Perlahan tapi pasti, aku akan mengingat semua kenangan itu. Kenangan yang menyedihkan, yang membuat semuanya berubah total. Kenangan yang membuatku berubah dimata teman-teman dan keluargaku.
Ketika itu aku semester genap kelas 2 SMP dan kak Tania kelas 3 SMA. Seperti biasa aku menghabiskan waktu istirahatku diperpustakaan bersama Nur sahabatku. Ketika itu aku dipanggil salah seorang temanku dengan nafas terengah-engah karena berlari kesana kemari mencariku. Adi! Panggilnya dengan nafas tersendat-sendat. Kenapa Ron kau Memanggilku? Jawabku sedikit kebingungan. Aku disuruh Pak Amir untuk memangggilmu karena ada saudaramu datang mau menjemputmu. Pak Amir adalah guru wali kelasku. Aku semakin bingung dan takut, apakah aku melakukan kesalahan besar sampai pak Amir memanggilku. Namun kenapa ada saudaraku segala? Ucapku dalam hati.
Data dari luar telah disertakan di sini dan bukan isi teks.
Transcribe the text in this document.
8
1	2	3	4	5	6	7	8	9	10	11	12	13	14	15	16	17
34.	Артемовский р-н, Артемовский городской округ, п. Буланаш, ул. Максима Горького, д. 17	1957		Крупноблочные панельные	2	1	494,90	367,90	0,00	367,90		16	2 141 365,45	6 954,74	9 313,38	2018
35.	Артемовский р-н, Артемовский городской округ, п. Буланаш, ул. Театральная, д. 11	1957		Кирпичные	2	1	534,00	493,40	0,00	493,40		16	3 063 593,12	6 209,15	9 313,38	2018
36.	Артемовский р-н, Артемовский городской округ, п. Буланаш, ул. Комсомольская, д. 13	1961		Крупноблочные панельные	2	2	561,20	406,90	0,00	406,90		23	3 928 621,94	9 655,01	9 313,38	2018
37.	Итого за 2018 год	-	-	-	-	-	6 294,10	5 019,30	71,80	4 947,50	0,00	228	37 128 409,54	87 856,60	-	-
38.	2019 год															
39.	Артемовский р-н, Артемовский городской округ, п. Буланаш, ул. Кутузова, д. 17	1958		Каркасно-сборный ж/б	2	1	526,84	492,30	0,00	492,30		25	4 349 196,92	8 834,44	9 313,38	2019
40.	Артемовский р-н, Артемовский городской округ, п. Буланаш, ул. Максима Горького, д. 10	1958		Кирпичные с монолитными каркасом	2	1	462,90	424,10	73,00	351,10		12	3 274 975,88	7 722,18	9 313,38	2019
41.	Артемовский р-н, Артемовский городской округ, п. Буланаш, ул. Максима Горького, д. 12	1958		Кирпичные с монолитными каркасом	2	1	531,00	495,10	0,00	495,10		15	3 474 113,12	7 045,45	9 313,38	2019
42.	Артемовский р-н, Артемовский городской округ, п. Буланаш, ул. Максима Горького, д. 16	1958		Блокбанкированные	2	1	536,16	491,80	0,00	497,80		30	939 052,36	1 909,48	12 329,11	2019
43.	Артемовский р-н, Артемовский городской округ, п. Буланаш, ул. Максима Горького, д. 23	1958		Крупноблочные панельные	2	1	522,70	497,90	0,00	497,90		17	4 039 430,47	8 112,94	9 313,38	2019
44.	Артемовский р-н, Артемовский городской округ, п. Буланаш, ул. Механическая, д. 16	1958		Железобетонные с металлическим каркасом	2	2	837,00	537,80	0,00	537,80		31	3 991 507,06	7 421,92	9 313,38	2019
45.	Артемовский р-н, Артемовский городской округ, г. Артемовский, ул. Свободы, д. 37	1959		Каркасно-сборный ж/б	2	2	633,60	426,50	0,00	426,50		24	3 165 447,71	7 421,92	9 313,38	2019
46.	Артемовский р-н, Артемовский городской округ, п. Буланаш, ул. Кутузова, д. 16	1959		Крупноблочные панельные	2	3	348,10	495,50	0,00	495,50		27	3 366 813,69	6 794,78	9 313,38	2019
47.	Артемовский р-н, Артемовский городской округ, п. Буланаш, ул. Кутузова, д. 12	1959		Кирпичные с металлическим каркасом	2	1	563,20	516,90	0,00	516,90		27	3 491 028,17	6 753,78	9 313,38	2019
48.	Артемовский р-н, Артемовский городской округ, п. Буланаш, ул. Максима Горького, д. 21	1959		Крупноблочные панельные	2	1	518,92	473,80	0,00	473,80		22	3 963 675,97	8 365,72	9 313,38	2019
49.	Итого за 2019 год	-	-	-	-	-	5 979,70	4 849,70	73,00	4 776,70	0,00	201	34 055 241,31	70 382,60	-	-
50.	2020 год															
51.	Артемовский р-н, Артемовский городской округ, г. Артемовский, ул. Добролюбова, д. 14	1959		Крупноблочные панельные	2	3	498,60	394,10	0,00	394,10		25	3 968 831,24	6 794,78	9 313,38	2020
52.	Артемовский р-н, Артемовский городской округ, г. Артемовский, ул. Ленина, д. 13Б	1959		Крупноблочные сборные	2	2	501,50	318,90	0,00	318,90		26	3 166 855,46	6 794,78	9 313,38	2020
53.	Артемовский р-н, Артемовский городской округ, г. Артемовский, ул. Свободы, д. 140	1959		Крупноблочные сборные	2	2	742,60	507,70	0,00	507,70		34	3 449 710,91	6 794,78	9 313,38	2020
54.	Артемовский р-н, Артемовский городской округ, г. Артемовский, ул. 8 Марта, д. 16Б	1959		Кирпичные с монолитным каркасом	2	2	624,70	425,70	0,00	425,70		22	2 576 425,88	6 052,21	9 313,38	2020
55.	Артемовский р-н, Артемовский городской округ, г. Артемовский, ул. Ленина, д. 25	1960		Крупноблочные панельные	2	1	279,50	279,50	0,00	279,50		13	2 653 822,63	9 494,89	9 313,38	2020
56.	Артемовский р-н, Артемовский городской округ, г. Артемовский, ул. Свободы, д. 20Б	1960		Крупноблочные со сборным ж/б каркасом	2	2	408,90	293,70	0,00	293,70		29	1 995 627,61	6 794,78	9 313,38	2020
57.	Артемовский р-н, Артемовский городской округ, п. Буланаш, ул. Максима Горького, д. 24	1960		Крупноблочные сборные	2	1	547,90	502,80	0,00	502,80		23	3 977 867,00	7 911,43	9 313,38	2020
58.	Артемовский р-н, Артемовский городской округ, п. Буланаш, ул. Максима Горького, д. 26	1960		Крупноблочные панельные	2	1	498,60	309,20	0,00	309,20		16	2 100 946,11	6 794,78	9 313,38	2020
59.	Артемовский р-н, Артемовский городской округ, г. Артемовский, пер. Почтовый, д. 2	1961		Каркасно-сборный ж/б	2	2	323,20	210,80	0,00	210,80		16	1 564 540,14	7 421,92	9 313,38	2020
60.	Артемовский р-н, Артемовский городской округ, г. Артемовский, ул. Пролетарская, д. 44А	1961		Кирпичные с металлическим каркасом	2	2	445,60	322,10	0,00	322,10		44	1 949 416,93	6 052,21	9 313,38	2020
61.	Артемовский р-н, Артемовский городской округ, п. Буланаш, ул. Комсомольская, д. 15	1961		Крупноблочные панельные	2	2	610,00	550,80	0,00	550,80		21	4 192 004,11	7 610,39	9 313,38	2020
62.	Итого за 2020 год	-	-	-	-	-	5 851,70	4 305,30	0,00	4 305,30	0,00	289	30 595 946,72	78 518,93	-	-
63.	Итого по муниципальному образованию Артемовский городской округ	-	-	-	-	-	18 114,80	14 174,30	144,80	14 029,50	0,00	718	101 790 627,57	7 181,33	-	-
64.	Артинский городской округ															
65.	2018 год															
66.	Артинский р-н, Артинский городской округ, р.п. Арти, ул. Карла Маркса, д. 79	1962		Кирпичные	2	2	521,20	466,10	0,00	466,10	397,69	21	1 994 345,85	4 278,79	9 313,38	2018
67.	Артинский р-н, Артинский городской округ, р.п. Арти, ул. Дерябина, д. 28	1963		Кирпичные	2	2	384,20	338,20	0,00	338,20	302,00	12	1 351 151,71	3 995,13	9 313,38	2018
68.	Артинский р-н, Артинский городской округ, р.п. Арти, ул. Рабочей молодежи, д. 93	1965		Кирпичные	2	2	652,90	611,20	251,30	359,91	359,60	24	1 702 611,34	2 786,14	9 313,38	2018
Ok Ron, aku akan kesana, makasih ya, sudah memberitahukanku. Kataku sambil bergegas pergi meninggalkan Roni dan Nur diperpustakaan. Dalam perjalanan menuju ke kantor pak Amir aku selalu berfikir macam-macam. Badanku berkeringat dan sedikit gemetar.
Setelah sekitar 5 menit berjalan aku sampai dikantor pak Amir wali kelasku. Aku mengetuk pintu, Asssalamualaikum Pak Amir, kataku dengan sedikit gemetar. Disana aku melihat Om Rano sedang berbincang dengan Pak Amir. Walaikumsalam Adi, kemarilah nak. Pak Amir menjawabku dengan gayanya yang kalem dan tenang. Kemudian Pak Amir langsung memberitahukanku kalau saudaraku menjemputku untuk segera pulang karena ada acara keluarga yang sangat penting. Aku semakin bingung gak karuan, apa yang terjadi? Sepertinya tadi waktu berangkat sekolah orang tuaku sama sekali tidak memberitahukanku ataupun kakakku kalau ada acara keluarga. Aku langsung beranjak pergi kekelas mengambil tas, dan pergi bersama Om Rano meninggalkan sekolah menuju kerumah. Namun aku semakin bingung, ini bukanlah jalan kembali kerumah melainkan ke sekolah kak Tania. Aku bertanya kepada Om Rano, Om kita juga mau menjemput kak Tania? Iya Di, jawab Om Rano seadanya. Aku tak banyak bicara maupun bertanya kepada Om Rano. Aku hanya diam mendekap punggung Om Rano di sepeda motor yang kami tumpangi.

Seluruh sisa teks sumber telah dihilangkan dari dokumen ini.